31 Days of Halloween: On Atlas Obscura this month, every day is Halloween. Stop by the blog every day this month for true tales of the unquiet dead. Come for the severed heads, stay for the book bound in human skin. Every story is true, and each one is a real place you can visit. We dare you.

Sainte Foy

In life, St. Foy was one of many young Christians who was martyred for her faith by the Roman Empire, but it was several hundred years after her execution that her life got really interesting.

Sometime in the tenth century, her bones were stolen by some monks at a monastery in Conques, France, who decided they needed the relics of a powerful saint to increase their visibility and draw pilgrims. In their hands, Foy quickly became a violent defender of the Conques monastery, and became known for her vicious pranks and vengeful miracles.

One rival monk who declared Conques “a pile of shit” was struck by Foy with an immediate and fatal case of dysentery, and another who challenged the monks over a tax matter was struck down by Foy with lightning and burned to a crisp. When a corrupt bishop stole Foy’s remains again, intending to ransom his kidnapped nephew with them, Foy appeared to him in a vision and calmly told him that she had just finished killing his kidnapped nephew, so he might as well return her relics to Conques.

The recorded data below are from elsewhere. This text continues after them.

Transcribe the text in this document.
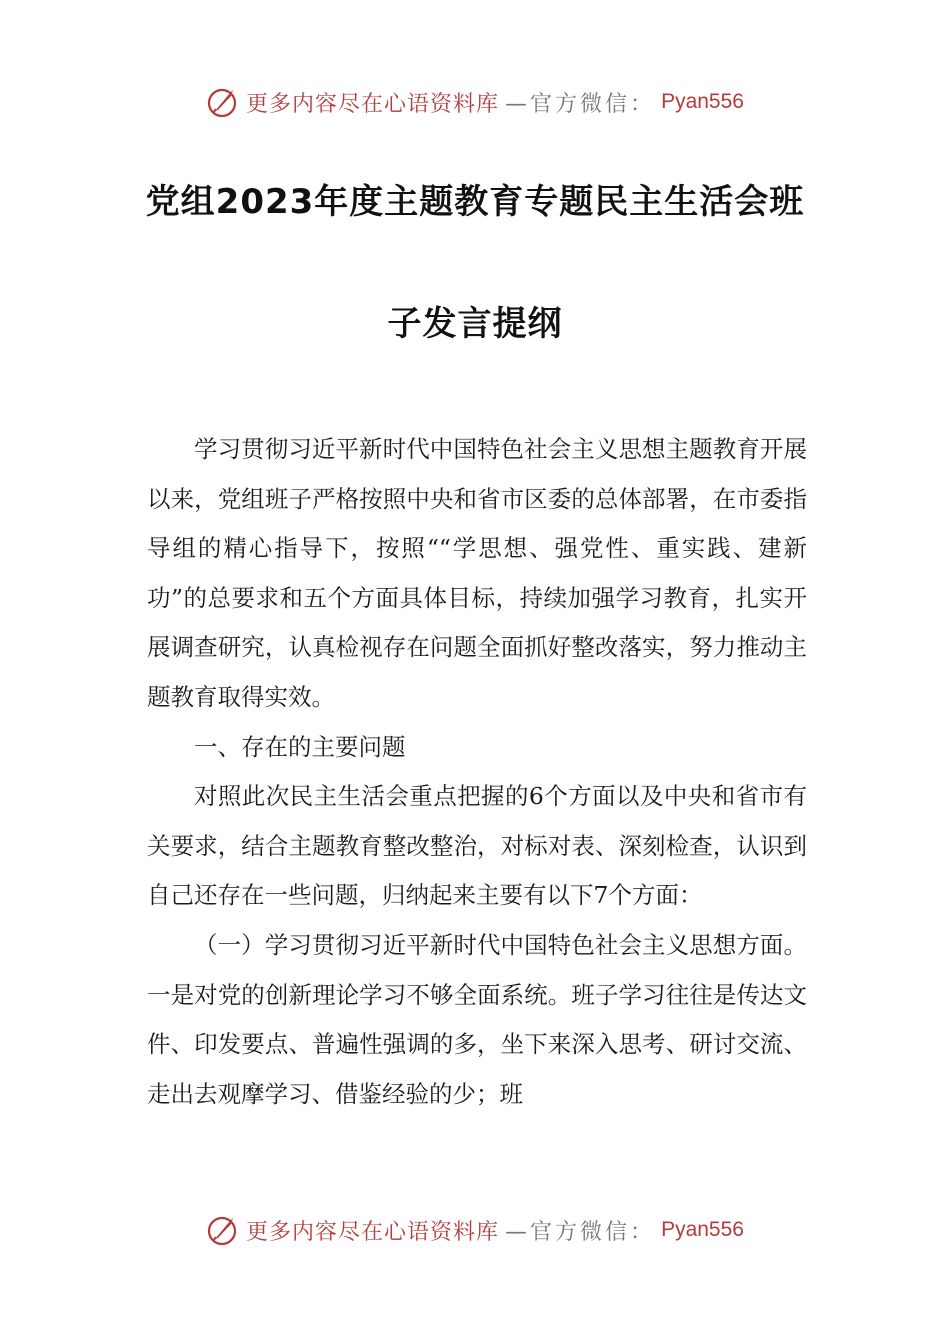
更多内容尽在心语资料库 —官方微信： Pyan556
党组2023年度主题教育专题民主生活会班
子发言提纲

学习贯彻习近平新时代中国特色社会主义思想主题教育开展以来，党组班子严格按照中央和省市区委的总体部署，在市委指导组的精心指导下，按照““学思想、强党性、重实践、建新功”的总要求和五个方面具体目标，持续加强学习教育，扎实开展调查研究，认真检视存在问题全面抓好整改落实，努力推动主题教育取得实效。

一、存在的主要问题

对照此次民主生活会重点把握的6个方面以及中央和省市有关要求，结合主题教育整改整治，对标对表、深刻检查，认识到自己还存在一些问题，归纳起来主要有以下7个方面：

（一）学习贯彻习近平新时代中国特色社会主义思想方面。一是对党的创新理论学习不够全面系统。班子学习往往是传达文件、印发要点、普遍性强调的多，坐下来深入思考、研讨交流、走出去观摩学习、借鉴经验的少；班

更多内容尽在心语资料库 —官方微信： Pyan556
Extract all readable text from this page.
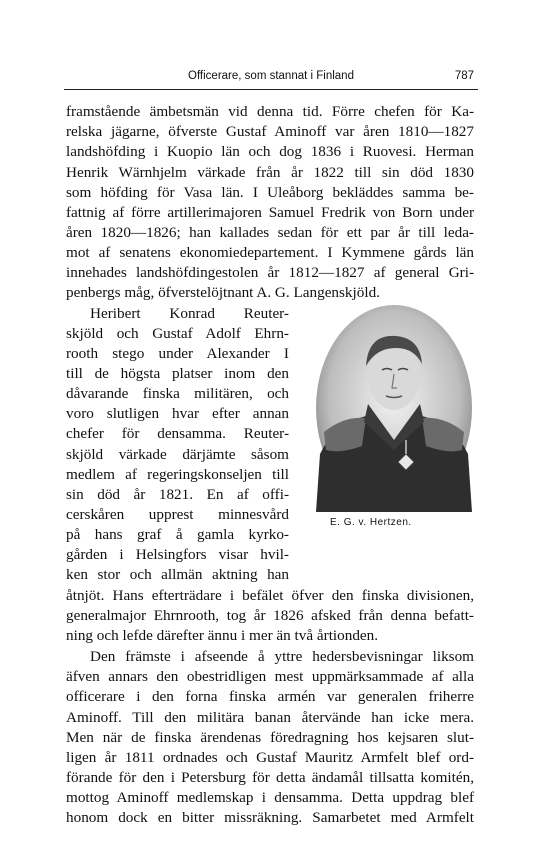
Officerare, som stannat i Finland	787
framstående ämbetsmän vid denna tid. Förre chefen för Ka-
relska jägarne, öfverste Gustaf Aminoff var åren 1810—1827
landshöfding i Kuopio län och dog 1836 i Ruovesi. Herman
Henrik Wärnhjelm värkade från år 1822 till sin död 1830
som höfding för Vasa län. I Uleåborg bekläddes samma be-
fattnig af förre artillerimajoren Samuel Fredrik von Born under
åren 1820—1826; han kallades sedan för ett par år till leda-
mot af senatens ekonomiedepartement. I Kymmene gårds län
innehades landshöfdingestolen år 1812—1827 af general Gri-
penbergs måg, öfverstelöjtnant A. G. Langenskjöld.
Heribert Konrad Reuter-
skjöld och Gustaf Adolf Ehrn-
rooth stego under Alexander I
till de högsta platser inom den
dåvarande finska militären, och
voro slutligen hvar efter annan
chefer för densamma. Reuter-
skjöld värkade därjämte såsom
medlem af regeringskonseljen till
sin död år 1821. En af offi-
cerskåren upprest minnesvård
på hans graf å gamla kyrko-
gården i Helsingfors visar hvil-
ken stor och allmän aktning han
åtnjöt. Hans efterträdare i befälet öfver den finska divisionen,
generalmajor Ehrnrooth, tog år 1826 afsked från denna befatt-
ning och lefde därefter ännu i mer än två årtionden.
Den främste i afseende å yttre hedersbevisningar liksom
äfven annars den obestridligen mest uppmärksammade af alla
officerare i den forna finska armén var generalen friherre
Aminoff. Till den militära banan återvände han icke mera.
Men när de finska ärendenas föredragning hos kejsaren slut-
ligen år 1811 ordnades och Gustaf Mauritz Armfelt blef ord-
förande för den i Petersburg för detta ändamål tillsatta komitén,
mottog Aminoff medlemskap i densamma. Detta uppdrag blef
honom dock en bitter missräkning. Samarbetet med Armfelt
E. G. v. Hertzen.
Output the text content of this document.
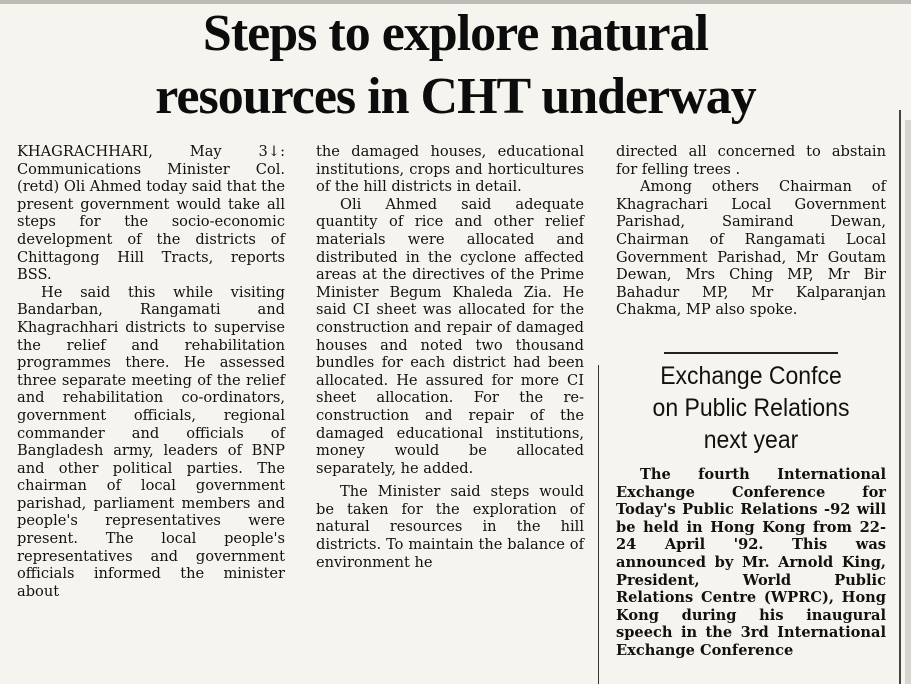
Steps to explore natural
resources in CHT underway

KHAGRACHHARI, May 3↓: Communications Minister Col. (retd) Oli Ahmed today said that the present government would take all steps for the socio-economic development of the districts of Chittagong Hill Tracts, reports BSS.

He said this while visiting Bandarban, Rangamati and Khagrachhari districts to supervise the relief and rehabilitation programmes there. He assessed three separate meeting of the relief and rehabilitation co-ordinators, government officials, regional commander and officials of Bangladesh army, leaders of BNP and other political parties. The chairman of local government parishad, parliament members and people's representatives were present. The local people's representatives and government officials informed the minister about

the damaged houses, educational institutions, crops and horticultures of the hill districts in detail.

Oli Ahmed said adequate quantity of rice and other relief materials were allocated and distributed in the cyclone affected areas at the directives of the Prime Minister Begum Khaleda Zia. He said CI sheet was allocated for the construction and repair of damaged houses and noted two thousand bundles for each district had been allocated. He assured for more CI sheet allocation. For the re-construction and repair of the damaged educational institutions, money would be allocated separately, he added.

The Minister said steps would be taken for the exploration of natural resources in the hill districts. To maintain the balance of environment he

directed all concerned to abstain for felling trees .

Among others Chairman of Khagrachari Local Government Parishad, Samirand Dewan, Chairman of Rangamati Local Government Parishad, Mr Goutam Dewan, Mrs Ching MP, Mr Bir Bahadur MP, Mr Kalparanjan Chakma, MP also spoke.

Exchange Confce
on Public Relations
next year

The fourth International Exchange Conference for Today's Public Relations -92 will be held in Hong Kong from 22-24 April '92. This was announced by Mr. Arnold King, President, World Public Relations Centre (WPRC), Hong Kong during his inaugural speech in the 3rd International Exchange Conference
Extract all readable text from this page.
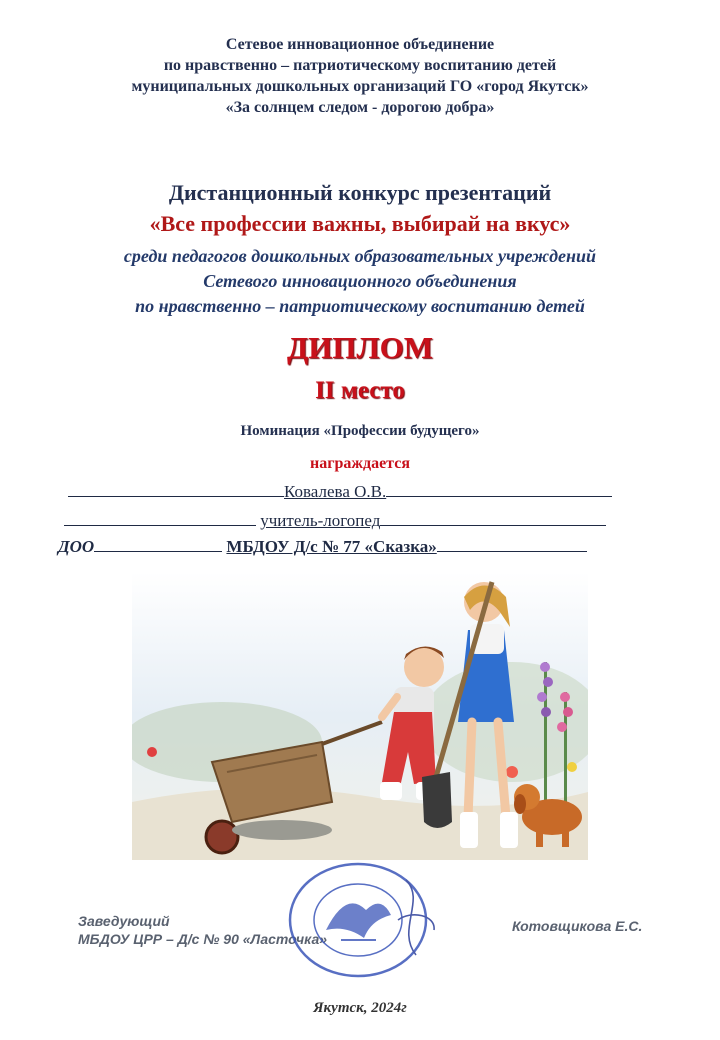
Сетевое инновационное объединение
по нравственно – патриотическому воспитанию детей
муниципальных дошкольных организаций ГО «город Якутск»
«За солнцем следом - дорогою добра»
Дистанционный конкурс презентаций
«Все профессии важны, выбирай на вкус»
среди педагогов дошкольных образовательных учреждений
Сетевого инновационного объединения
по нравственно – патриотическому воспитанию детей
ДИПЛОМ
II место
Номинация «Профессии будущего»
награждается
Ковалева О.В.
учитель-логопед
ДОО	МБДОУ Д/с № 77 «Сказка»
Заведующий
МБДОУ ЦРР – Д/с № 90 «Ласточка»
Котовщикова Е.С.
Якутск, 2024г
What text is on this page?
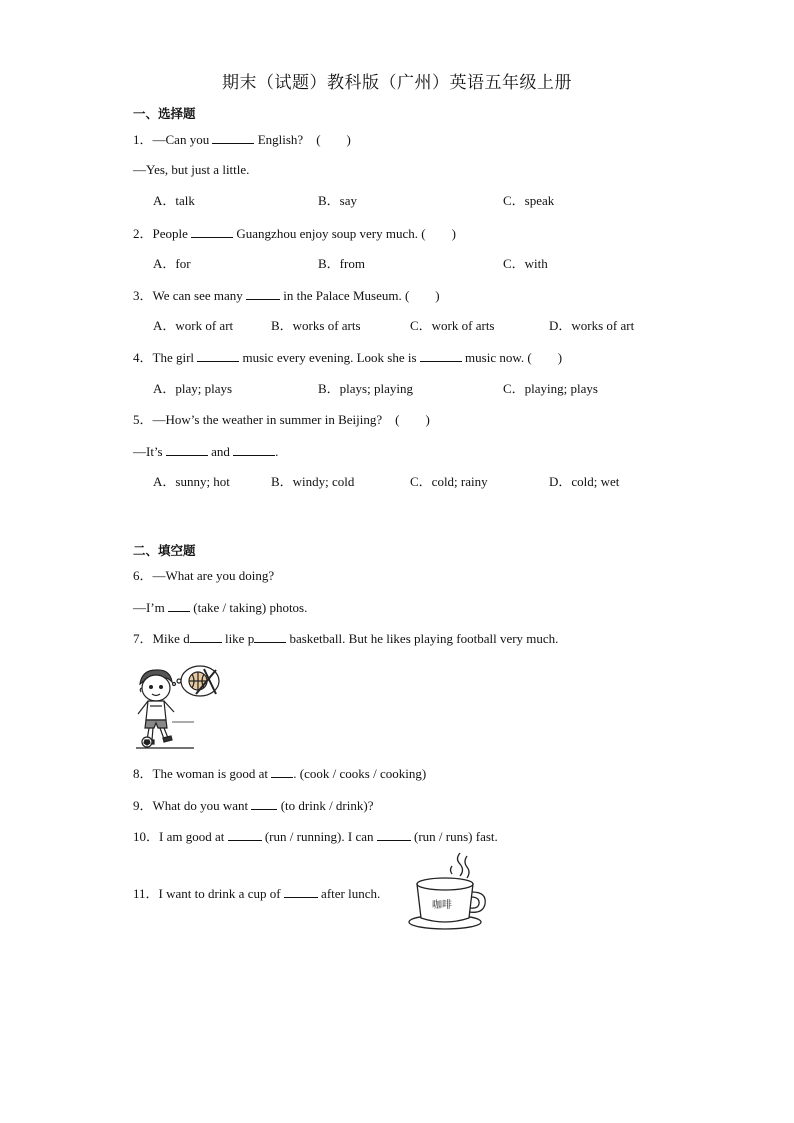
期末（试题）教科版（广州）英语五年级上册
一、选择题
1．—Can you	English?　(　　)
—Yes, but just a little.
A．talk	B．say	C．speak
2．People	Guangzhou enjoy soup very much. (　　)
A．for	B．from	C．with
3．We can see many	in the Palace Museum. (　　)
A．work of art	B．works of arts	C．work of arts	D．works of art
4．The girl	music every evening. Look she is	music now. (　　)
A．play; plays	B．plays; playing	C．playing; plays
5．—How’s the weather in summer in Beijing?　(　　)
—It’s	and	.
A．sunny; hot	B．windy; cold	C．cold; rainy	D．cold; wet
二、填空题
6．—What are you doing?
—I’m (take / taking) photos.
7．Mike d	like p	basketball. But he likes playing football very much.
8．The woman is good at . (cook / cooks / cooking)
9．What do you want	(to drink / drink)?
10．I am good at	(run / running). I can	(run / runs) fast.
11．I want to drink a cup of	after lunch.
咖啡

Even when she was helping people, she often couldn’t resist tormenting them, so much so that in town her miracles were known as “St. Foy’s jokes.” When a local knight prayed to St. Foy to cure his herniated scrotum, she came to him in a vision and told him the best remedy would be to place his scrotum on an anvil and hit it with a white-hot hammer. The knight, putting his faith in St. Foy, finally found a blacksmith willing to do this, provided he not be held liable for killing the knight—so he heated up a hammer while the knight laid his wounded scrotum across the anvil. According to the story, when the blacksmith began to bring down the hammer, the knight panicked and fainted, falling backwards and hitting the ground so hard that, as a contemporary chronicler related, “in this headlong fall, wondrous to report! All at once his herniated intestines were sucked back inside so completely that they never ruptured again for the rest of his life.”

St. Foy’s remains are still housed in the imposing gilded statue of her on display in Conques, but be warned: not only should you not cross her, you should think twice before invoking her help—you never know how she might choose to aid you.